Ramble, bumble. This ringing is making you dingy in obvious ways you have not yet observed.

Could be. I wonder if the needed focus for that last five percent is gone. I'm not sure I've ever had it together for that last five percent, but something's been taken off the top, that one last tug that pulls it together.

I did watch the Spike Jonze, Nicholas Cage, Meryl Streep movie Adaptation yesterday. It was good. Uneven and unsatisfying in places, but one or two fascinating observations made by a character who's in the middle of a muddy morass of motivation and plot, a snake eating his own tail, a writer fighting to write about a writer who's fighting to write about, well, what? Orchids? It left you wondering - good? bad? high? low? Michaelangelo? The nature of obsession, the line between fiction and reality, thoughts you have when you spend too much time in front of a keyboard? Was there really a twin brother or was this another Fight Club? Or, once you've seen the Fight Club, once you think, even once, in Fight Club terms, is everything then another Fight Club? Interesting. Probably the latter, but is there a difference?
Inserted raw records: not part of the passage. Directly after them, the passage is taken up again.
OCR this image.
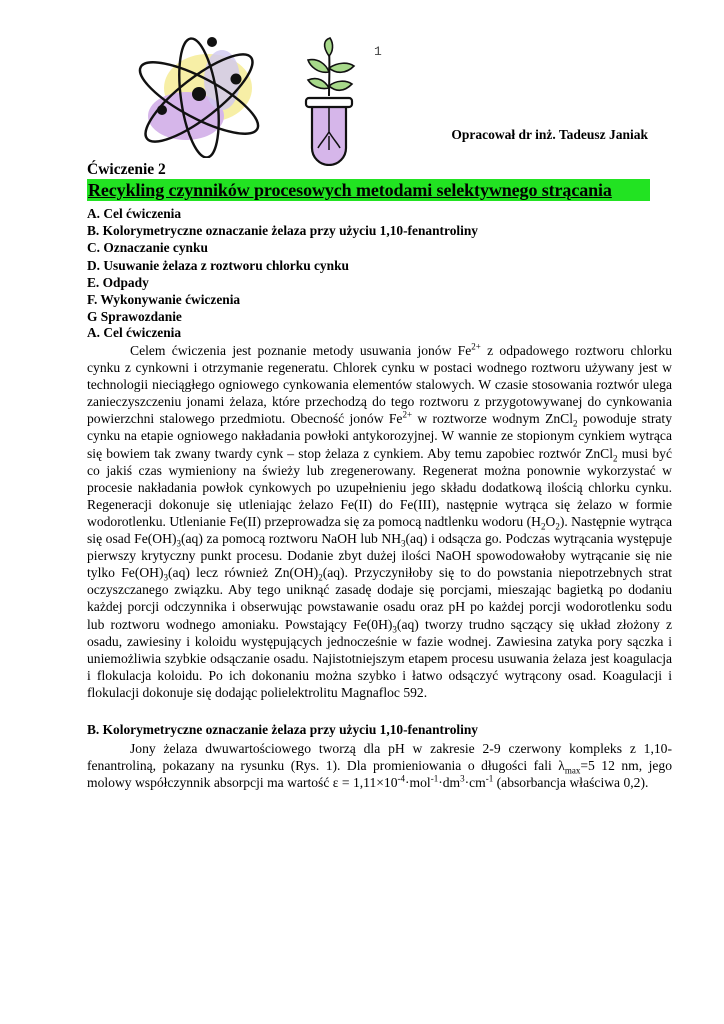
1
Opracował dr inż. Tadeusz Janiak
Ćwiczenie 2
Recykling czynników procesowych metodami selektywnego strącania
A. Cel ćwiczenia
B. Kolorymetryczne oznaczanie żelaza przy użyciu 1,10-fenantroliny
C. Oznaczanie cynku
D. Usuwanie żelaza z roztworu chlorku cynku
E. Odpady
F. Wykonywanie ćwiczenia
G Sprawozdanie
A. Cel ćwiczenia
Celem ćwiczenia jest poznanie metody usuwania jonów $Fe^{2+}$ z odpadowego roztworu chlorku cynku z cynkowni i otrzymanie regeneratu. Chlorek cynku w postaci wodnego roztworu używany jest w technologii nieciągłego ogniowego cynkowania elementów stalowych. W czasie stosowania roztwór ulega zanieczyszczeniu jonami żelaza, które przechodzą do tego roztworu z przygotowywanej do cynkowania powierzchni stalowego przedmiotu. Obecność jonów $Fe^{2+}$ w roztworze wodnym ZnCl$_2$ powoduje straty cynku na etapie ogniowego nakładania powłoki antykorozyjnej. W wannie ze stopionym cynkiem wytrąca się bowiem tak zwany twardy cynk – stop żelaza z cynkiem. Aby temu zapobiec roztwór ZnCl$_2$ musi być co jakiś czas wymieniony na świeży lub zregenerowany. Regenerat można ponownie wykorzystać w procesie nakładania powłok cynkowych po uzupełnieniu jego składu dodatkową ilością chlorku cynku. Regeneracji dokonuje się utleniając żelazo Fe(II) do Fe(III), następnie wytrąca się żelazo w formie wodorotlenku. Utlenianie Fe(II) przeprowadza się za pomocą nadtlenku wodoru $(H_2O_2)$. Następnie wytrąca się osad $Fe(OH)_3(aq)$ za pomocą roztworu NaOH lub $NH_3(aq)$ i odsącza go. Podczas wytrącania występuje pierwszy krytyczny punkt procesu. Dodanie zbyt dużej ilości NaOH spowodowałoby wytrącanie się nie tylko $Fe(OH)_3(aq)$ lecz również $Zn(OH)_2(aq)$. Przyczyniłoby się to do powstania niepotrzebnych strat oczyszczanego związku. Aby tego uniknąć zasadę dodaje się porcjami, mieszając bagietką po dodaniu każdej porcji odczynnika i obserwując powstawanie osadu oraz pH po każdej porcji wodorotlenku sodu lub roztworu wodnego amoniaku. Powstający $Fe(0H)_3(aq)$ tworzy trudno sączący się układ złożony z osadu, zawiesiny i koloidu występujących jednocześnie w fazie wodnej. Zawiesina zatyka pory sączka i uniemożliwia szybkie odsączanie osadu. Najistotniejszym etapem procesu usuwania żelaza jest koagulacja i flokulacja koloidu. Po ich dokonaniu można szybko i łatwo odsączyć wytrącony osad. Koagulacji i flokulacji dokonuje się dodając polielektrolitu Magnafloc 592.
B. Kolorymetryczne oznaczanie żelaza przy użyciu 1,10-fenantroliny
Jony żelaza dwuwartościowego tworzą dla pH w zakresie 2-9 czerwony kompleks z 1,10-fenantroliną, pokazany na rysunku (Rys. 1). Dla promieniowania o długości fali $\lambda_{max}=5$ 12 nm, jego molowy współczynnik absorpcji ma wartość $\varepsilon = 1,11\times 10^{-4}\cdot mol^{-1}\cdot dm^3\cdot cm^{-1}$ (absorbancja właściwa 0,2).
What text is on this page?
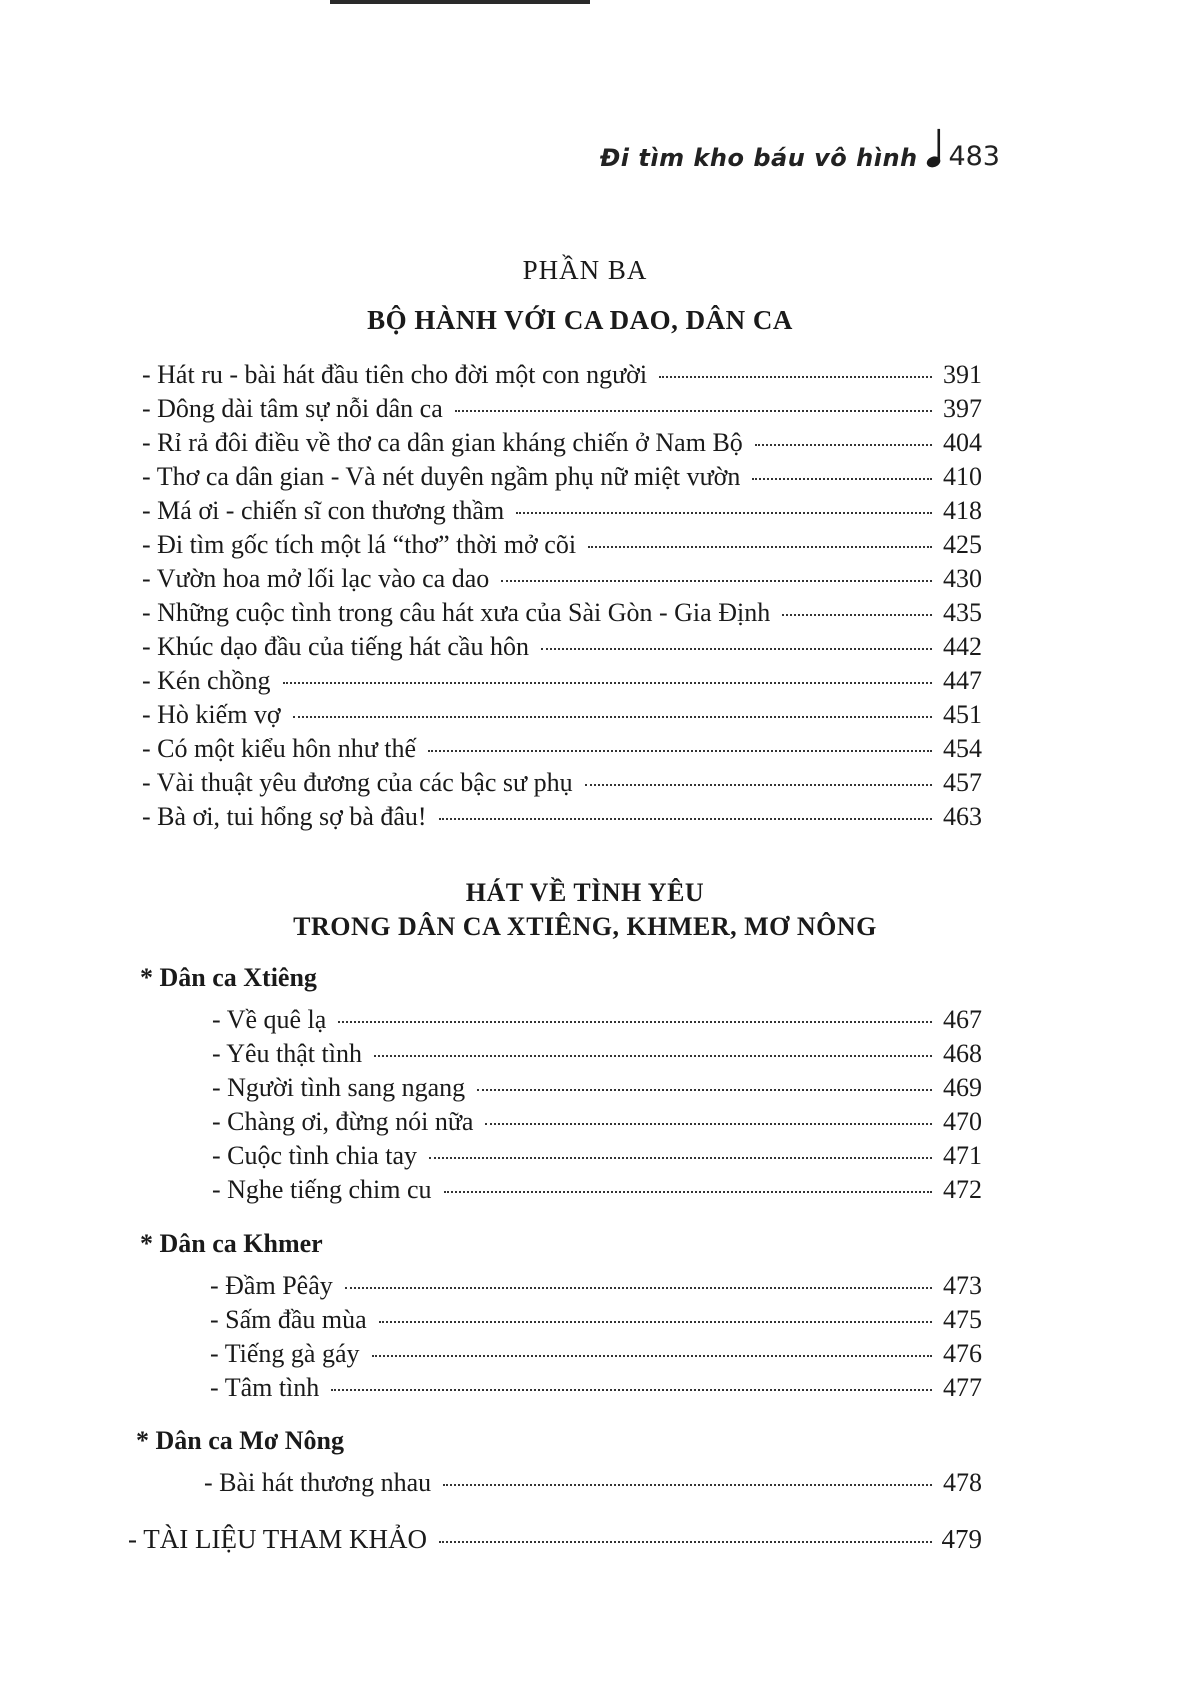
Đi tìm kho báu vô hình 483
PHẦN BA
BỘ HÀNH VỚI CA DAO, DÂN CA
- Hát ru - bài hát đầu tiên cho đời một con người	391
- Dông dài tâm sự nỗi dân ca	397
- Rỉ rả đôi điều về thơ ca dân gian kháng chiến ở Nam Bộ	404
- Thơ ca dân gian - Và nét duyên ngầm phụ nữ miệt vườn	410
- Má ơi - chiến sĩ con thương thầm	418
- Đi tìm gốc tích một lá “thơ” thời mở cõi	425
- Vườn hoa mở lối lạc vào ca dao	430
- Những cuộc tình trong câu hát xưa của Sài Gòn - Gia Định	435
- Khúc dạo đầu của tiếng hát cầu hôn	442
- Kén chồng	447
- Hò kiếm vợ	451
- Có một kiểu hôn như thế	454
- Vài thuật yêu đương của các bậc sư phụ	457
- Bà ơi, tui hổng sợ bà đâu!	463
HÁT VỀ TÌNH YÊU
TRONG DÂN CA XTIÊNG, KHMER, MƠ NÔNG
* Dân ca Xtiêng
- Về quê lạ	467
- Yêu thật tình	468
- Người tình sang ngang	469
- Chàng ơi, đừng nói nữa	470
- Cuộc tình chia tay	471
- Nghe tiếng chim cu	472
* Dân ca Khmer
- Đầm Pêây	473
- Sấm đầu mùa	475
- Tiếng gà gáy	476
- Tâm tình	477
* Dân ca Mơ Nông
- Bài hát thương nhau	478
- TÀI LIỆU THAM KHẢO	479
Cage wrestling with his screenplay - acted over the top, acted under the top - the screenwriter who wrote Inside John Malkovich's Brain, you have to expect something (you hope to find something) different. Malkovich was better was a first thought, tighter in many ways, but there are many ways to judge a movie and which "ways" are more important, what's meant by better? This one was, well, interesting. Made me want to write the Great American Novel. I'm thinking of calling it Vertigo.

 
The photograph was taken at the San Francisco Carnaval parade.